Fostering Kids provides a truly excellent training program for carers and they use material from this book. In particular Figure 1. Building Blocks of Treating Emotional Disturbance. This diagram shows the steps that must be in place or built into the relationship between the child and carer before moving on to the next step. In order these are:
- Safety
- Security
- Acceptance
- Belonging
- Trust
- Relationship
- Self-Awareness
- Personal Worth
I will not cover any more here, and thoroughly recommend you get a copy.
This is the second book Dave Ziegler Ph.D. published (2005) and it covers "How to win the battle of wills". This book is put together in a way that highlights many of the intensely practical and hard learned lessons that Dave and the team at Jasper Mountain have learned and share.
To whet your appetite let me share an insight from a section called "A Chance to Express What is Inside". As an adult you must help the child express what is going on inside.
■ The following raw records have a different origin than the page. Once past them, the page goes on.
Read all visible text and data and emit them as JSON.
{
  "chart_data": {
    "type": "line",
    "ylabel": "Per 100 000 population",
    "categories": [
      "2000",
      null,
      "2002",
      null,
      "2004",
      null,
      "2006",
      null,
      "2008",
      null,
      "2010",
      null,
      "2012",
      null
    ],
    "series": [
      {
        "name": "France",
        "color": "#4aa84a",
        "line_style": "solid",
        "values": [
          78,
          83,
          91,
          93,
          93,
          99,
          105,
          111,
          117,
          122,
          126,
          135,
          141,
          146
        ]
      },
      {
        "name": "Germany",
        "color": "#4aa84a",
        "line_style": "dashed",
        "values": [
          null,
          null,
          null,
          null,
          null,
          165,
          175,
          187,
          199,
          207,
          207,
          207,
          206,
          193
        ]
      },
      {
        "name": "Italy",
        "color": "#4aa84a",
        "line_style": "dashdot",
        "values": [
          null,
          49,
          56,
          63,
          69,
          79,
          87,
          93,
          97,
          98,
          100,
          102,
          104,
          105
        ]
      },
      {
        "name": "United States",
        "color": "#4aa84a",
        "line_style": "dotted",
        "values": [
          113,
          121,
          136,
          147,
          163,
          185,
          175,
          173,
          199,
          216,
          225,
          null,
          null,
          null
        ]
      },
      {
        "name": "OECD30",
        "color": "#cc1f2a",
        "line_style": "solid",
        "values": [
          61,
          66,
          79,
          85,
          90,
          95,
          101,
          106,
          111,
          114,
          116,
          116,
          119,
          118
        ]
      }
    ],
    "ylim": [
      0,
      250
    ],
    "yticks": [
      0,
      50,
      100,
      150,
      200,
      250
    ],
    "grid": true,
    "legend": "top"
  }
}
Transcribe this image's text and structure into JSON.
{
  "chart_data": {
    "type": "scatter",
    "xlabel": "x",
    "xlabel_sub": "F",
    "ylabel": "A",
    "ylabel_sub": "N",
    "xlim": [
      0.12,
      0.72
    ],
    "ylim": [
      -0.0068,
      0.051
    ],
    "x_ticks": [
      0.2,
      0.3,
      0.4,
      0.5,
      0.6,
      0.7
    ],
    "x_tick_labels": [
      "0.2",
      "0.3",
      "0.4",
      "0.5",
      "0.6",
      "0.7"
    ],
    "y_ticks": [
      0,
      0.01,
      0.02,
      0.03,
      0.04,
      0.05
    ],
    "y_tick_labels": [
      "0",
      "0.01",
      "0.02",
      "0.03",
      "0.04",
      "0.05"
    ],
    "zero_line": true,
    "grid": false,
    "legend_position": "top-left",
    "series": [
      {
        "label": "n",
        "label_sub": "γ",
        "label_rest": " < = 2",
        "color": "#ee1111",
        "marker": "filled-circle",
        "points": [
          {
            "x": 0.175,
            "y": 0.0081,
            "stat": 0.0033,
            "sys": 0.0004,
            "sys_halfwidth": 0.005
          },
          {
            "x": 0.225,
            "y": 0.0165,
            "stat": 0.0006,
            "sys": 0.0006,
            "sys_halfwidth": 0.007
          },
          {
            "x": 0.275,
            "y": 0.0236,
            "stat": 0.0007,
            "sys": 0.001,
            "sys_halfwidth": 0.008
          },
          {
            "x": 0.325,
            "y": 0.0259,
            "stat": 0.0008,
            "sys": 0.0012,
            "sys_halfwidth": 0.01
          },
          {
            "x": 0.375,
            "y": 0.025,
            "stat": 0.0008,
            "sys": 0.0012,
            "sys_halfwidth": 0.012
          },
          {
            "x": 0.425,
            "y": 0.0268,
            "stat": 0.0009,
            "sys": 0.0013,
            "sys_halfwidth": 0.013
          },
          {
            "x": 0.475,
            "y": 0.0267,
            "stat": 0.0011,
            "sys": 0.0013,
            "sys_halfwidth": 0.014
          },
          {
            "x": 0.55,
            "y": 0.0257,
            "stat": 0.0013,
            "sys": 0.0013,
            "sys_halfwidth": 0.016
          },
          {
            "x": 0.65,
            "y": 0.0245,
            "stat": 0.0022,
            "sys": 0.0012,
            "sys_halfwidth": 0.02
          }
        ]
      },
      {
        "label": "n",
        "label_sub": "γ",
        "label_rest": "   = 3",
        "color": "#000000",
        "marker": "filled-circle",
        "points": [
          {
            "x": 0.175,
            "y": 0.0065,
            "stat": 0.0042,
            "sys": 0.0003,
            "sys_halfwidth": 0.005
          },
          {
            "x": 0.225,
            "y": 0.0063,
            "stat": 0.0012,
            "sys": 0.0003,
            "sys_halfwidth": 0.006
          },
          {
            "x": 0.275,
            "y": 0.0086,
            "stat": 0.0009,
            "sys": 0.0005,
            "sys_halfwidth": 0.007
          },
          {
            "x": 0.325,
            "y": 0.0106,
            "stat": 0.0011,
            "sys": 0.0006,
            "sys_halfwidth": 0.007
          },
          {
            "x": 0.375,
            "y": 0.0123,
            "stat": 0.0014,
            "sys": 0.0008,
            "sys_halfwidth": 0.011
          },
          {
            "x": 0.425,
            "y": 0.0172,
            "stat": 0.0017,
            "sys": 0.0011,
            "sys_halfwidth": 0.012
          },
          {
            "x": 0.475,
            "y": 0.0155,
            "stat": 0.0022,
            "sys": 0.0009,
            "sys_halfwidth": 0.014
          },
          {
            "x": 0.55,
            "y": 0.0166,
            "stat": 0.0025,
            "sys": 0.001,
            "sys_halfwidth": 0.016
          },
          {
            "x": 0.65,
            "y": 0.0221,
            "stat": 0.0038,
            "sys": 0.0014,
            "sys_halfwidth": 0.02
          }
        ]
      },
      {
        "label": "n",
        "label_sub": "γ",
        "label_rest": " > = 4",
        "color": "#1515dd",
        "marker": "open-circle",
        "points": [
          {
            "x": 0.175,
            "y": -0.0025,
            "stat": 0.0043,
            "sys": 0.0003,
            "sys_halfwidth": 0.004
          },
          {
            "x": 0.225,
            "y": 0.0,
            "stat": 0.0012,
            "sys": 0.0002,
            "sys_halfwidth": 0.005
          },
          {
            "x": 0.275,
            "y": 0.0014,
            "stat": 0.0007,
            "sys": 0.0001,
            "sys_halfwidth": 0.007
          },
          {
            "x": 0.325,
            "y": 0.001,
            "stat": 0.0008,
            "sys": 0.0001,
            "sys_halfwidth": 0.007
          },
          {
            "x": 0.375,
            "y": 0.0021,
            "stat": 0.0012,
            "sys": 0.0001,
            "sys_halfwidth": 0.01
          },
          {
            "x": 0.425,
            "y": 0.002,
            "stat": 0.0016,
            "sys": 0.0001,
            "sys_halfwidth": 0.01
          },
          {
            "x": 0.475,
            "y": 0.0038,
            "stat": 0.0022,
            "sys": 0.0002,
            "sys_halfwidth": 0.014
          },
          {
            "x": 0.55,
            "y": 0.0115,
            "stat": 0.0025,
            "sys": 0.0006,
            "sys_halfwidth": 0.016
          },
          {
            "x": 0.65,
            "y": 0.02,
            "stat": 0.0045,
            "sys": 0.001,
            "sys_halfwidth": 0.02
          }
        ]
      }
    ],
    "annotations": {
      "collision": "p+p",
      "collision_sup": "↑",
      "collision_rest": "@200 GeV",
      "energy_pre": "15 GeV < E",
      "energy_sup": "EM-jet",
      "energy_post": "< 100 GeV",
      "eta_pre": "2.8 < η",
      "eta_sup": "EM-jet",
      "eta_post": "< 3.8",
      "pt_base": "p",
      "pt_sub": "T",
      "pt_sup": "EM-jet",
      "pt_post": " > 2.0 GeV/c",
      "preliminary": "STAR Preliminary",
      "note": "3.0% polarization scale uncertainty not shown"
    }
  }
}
Step #1 is to allow the child to express what she feels and thinks.
Step #2 is to let the child know that you are listening, and that what is going on with him matters to you.
It is not until Step #3 that you help the child express important issues in an acceptable way.
Many parents reverse the order of these three steps, and the result does not work for either the child or the adult. ... It is important that you really hear the child, which means that you listen deeper than what his or her words are saying. from pages 106 and 107.
Further on, Dave informs us: The principle job of a child is to learn and to enjoy the process. In other words, a child's job is to play. However, the ability to enjoy life and be playful is one of the first things to disappear when a child is traumatized. ... Hence ... For many traumatized children, recess is the most difficult time of the day.
By the way, the title implies some children are impossible to raise. In this book and during our time at Jasper Mountain, Dave mentioned that out of the many hundreds of children he has worked with, he has yet to meet the impossible child. In typical character he is quick to acknowledge that as each new child enters the program, the question still remains - is this the one we cannot help? Jasper Mountain repeatedly tells us that learning is never done, each child is unique and they collectively are the best teachers.